Особенности выразительного чтения лирики
Издавна та область словесного творчества, которую мы называем лирикой, требовала особого исполнения. Самое название напоминает нам о том, что греческая «лирика» первоначально пелась под аккомпанемент лиры.
Однако и в более позднее время, когда исполнение лирики отошло от пения, античная эстетика предъявляла к нему особые требования. Дионисий Фракиец, оставивший нам в своем учебнике грамматики древнейшее свидетельство по теории декламации, писал во П. веке до нашей эры:
«Трагедию мы должны читать возвышенно (героически), комедию — так, как мы говорим в обыкновенной жизни, элегию — звонко, эпос — отчетливо, лирику — благозвучно, надгробные плачи — жалостливо и приниженно. Если это не будет соблюдаться, то все достоинства поэтов будут потеряны и читаемые произведения предстанут в смешном виде». (3; 196)
Лирика — самый тонкий род поэтического творчества и, надо это признать, самый трудный для художественного воспроизведения. Глубокая интимность и своеобразие ее поэтической речи требуют от исполнителя особой чуткости.
Трудности вызывает и само многообразие видов лирики — жанров, школ и поэтических индивидуальностей, с которыми исполнителю приходится иметь дело.
«Поэт-лирик имеет почти единственный объект наблюдений — самого себя», — констатирует В. Брюсов (3; 199). Вместе с тем, говоря о себе, поэт-лирик находит словесно-образное выражение также для общего и типического, знакомого читателю. Однако лирик не только позволяет воспринимающему «узнавать» известное ему по внутреннему опыту — он дает ему возможность и познавать новое, расширяет круг его представлений о человеческой личности в самой сокровенной стороне ее жизни.
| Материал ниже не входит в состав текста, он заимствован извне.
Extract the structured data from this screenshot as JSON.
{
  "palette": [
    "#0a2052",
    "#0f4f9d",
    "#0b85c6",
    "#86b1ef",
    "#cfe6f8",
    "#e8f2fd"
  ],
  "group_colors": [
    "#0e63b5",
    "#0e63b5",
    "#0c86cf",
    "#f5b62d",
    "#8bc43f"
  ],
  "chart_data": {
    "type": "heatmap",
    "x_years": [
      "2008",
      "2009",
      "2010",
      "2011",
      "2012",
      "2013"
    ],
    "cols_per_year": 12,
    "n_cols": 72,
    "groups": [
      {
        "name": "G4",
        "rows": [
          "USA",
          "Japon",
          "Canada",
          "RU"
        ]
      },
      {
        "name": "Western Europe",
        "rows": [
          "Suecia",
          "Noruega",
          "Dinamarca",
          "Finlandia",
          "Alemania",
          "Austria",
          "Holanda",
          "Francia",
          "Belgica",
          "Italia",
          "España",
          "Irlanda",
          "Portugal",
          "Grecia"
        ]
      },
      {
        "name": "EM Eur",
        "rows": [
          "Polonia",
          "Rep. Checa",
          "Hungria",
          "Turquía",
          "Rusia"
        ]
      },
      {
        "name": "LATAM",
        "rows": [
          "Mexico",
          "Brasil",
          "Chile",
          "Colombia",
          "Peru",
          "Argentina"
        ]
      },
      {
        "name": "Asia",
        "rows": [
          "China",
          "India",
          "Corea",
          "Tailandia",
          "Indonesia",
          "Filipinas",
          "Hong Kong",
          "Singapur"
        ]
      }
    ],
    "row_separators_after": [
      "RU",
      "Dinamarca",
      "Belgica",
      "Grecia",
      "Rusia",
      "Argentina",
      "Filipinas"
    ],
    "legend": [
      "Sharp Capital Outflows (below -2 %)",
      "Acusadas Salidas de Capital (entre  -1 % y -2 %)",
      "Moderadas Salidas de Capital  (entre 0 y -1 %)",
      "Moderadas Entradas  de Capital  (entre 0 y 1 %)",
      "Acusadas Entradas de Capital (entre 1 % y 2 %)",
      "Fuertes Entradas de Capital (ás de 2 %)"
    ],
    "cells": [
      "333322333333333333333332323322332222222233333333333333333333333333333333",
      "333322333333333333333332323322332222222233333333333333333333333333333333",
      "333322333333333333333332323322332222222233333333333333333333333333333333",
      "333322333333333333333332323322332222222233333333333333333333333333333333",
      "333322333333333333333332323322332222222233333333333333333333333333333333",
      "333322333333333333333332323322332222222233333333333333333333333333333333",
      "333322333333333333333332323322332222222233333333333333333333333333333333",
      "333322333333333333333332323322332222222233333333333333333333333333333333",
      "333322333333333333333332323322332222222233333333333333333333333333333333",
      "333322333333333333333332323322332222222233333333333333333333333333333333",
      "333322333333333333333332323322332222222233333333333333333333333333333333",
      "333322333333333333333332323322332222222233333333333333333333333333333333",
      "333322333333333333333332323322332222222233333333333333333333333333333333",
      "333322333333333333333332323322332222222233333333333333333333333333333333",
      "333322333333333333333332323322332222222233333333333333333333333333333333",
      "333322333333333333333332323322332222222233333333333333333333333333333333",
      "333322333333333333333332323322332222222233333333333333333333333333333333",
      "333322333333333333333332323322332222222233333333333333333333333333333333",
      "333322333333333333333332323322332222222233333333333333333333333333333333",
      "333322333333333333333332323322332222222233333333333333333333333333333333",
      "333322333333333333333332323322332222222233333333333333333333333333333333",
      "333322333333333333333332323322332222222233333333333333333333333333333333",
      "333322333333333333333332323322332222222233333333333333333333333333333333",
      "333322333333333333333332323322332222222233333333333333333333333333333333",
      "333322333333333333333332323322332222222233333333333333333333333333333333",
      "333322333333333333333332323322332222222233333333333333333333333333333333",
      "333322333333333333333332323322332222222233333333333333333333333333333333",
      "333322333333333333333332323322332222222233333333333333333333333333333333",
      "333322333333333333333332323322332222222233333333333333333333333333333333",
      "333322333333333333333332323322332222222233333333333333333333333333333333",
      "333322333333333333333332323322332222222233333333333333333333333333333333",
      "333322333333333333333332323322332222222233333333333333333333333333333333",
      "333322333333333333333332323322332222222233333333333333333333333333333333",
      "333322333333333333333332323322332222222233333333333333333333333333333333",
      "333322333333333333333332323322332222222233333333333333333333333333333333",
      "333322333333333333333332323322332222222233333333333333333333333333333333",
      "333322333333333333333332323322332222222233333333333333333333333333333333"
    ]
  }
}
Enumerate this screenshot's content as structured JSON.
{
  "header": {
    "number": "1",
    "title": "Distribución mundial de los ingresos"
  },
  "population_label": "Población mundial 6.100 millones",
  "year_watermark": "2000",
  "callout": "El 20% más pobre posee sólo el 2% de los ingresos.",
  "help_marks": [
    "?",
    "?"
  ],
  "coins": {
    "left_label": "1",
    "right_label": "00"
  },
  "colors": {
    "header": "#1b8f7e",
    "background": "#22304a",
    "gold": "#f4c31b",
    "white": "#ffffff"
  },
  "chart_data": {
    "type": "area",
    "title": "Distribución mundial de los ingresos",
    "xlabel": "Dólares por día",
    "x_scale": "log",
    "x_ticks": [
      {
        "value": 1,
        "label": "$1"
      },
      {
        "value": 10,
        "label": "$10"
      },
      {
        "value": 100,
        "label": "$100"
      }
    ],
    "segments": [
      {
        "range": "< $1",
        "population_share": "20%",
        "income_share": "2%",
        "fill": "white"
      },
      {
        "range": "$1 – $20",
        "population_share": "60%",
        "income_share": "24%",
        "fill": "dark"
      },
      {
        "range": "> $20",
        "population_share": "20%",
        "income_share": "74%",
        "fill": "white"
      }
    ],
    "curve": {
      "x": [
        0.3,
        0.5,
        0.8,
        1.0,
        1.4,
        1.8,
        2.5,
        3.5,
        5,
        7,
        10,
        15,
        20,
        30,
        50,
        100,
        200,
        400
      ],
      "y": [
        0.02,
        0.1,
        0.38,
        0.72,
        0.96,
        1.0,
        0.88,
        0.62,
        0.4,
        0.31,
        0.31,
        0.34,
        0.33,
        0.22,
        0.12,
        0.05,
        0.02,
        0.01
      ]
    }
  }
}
И в этом глубокое воспитательное значение лирики.
Как при чтении прозаического произведения, так и при исполнении лирического стихотворения недостаточно говорить слова, понимая, что значит их сочетание. Надо всегда знать, зачем говорятся эти слова.
Лишь понимание, зачем говорится целое, приведет к пониманию, зачем говорятся отдельные части произведения. Это понимание определит исполнительские задачи, а вместе с ними — и подтекст, и те интонации, которые будут соответствовать этим задачам.
Применительно к частному случаю чтения лирики — чтению поэзии А. С. Пушкина — А. Шварц писал: «Пушкин не терпит интонационных преувеличений, не допускает „нажимов". В его стихах на протяжении четырех строк всегда концентрируются многие мысли. И если, передавая эти строки, вы интонационно „нажмете" на одну какую-либо" мысль, — тотчас пострадает соседняя, — и гармония нарушена, ваше исполнение пошло вразрез с исполняемым текстом» (31; 115).
Это очень ценное наблюдение. Из него вытекает, что прямолинейно логизирование в исполнении лирических пьес может привести к их смысловому оскудению. Отсюда, конечно, не следует, что исполнение лирики исключает логику. Но одной логики мало для художественной трактовки лирического произведения. Полное понимание и воплощение произведения невозможны, если чтец не решит для себя его образы, не расшифрует творчески. Не только при исполнении, но даже при немом чтении стихотворения.
Во всяком случае, только творчески прожитые исполнителем образы способны впечатлять слушателя. Потому-то чтец при работе над лирическим произведением не должен оставлять не решенных для себя, не понятых им образов.
Большое значение при исполнении лирики имеет композиционная упорядоченность, декламационная архитектура, требуемая особенностями исполняемого рода литературы. «В лирическом стихотворении эта композиционная упорядоченность самого словесного материала становится особенно очевидной» (3; 197). Закономерное распределение силовых моментов, правильное нахождение кульминации, как места наивысшего напряжения в смысловой перспективе, и прочие элементы композиции увеличивают силу воздействия.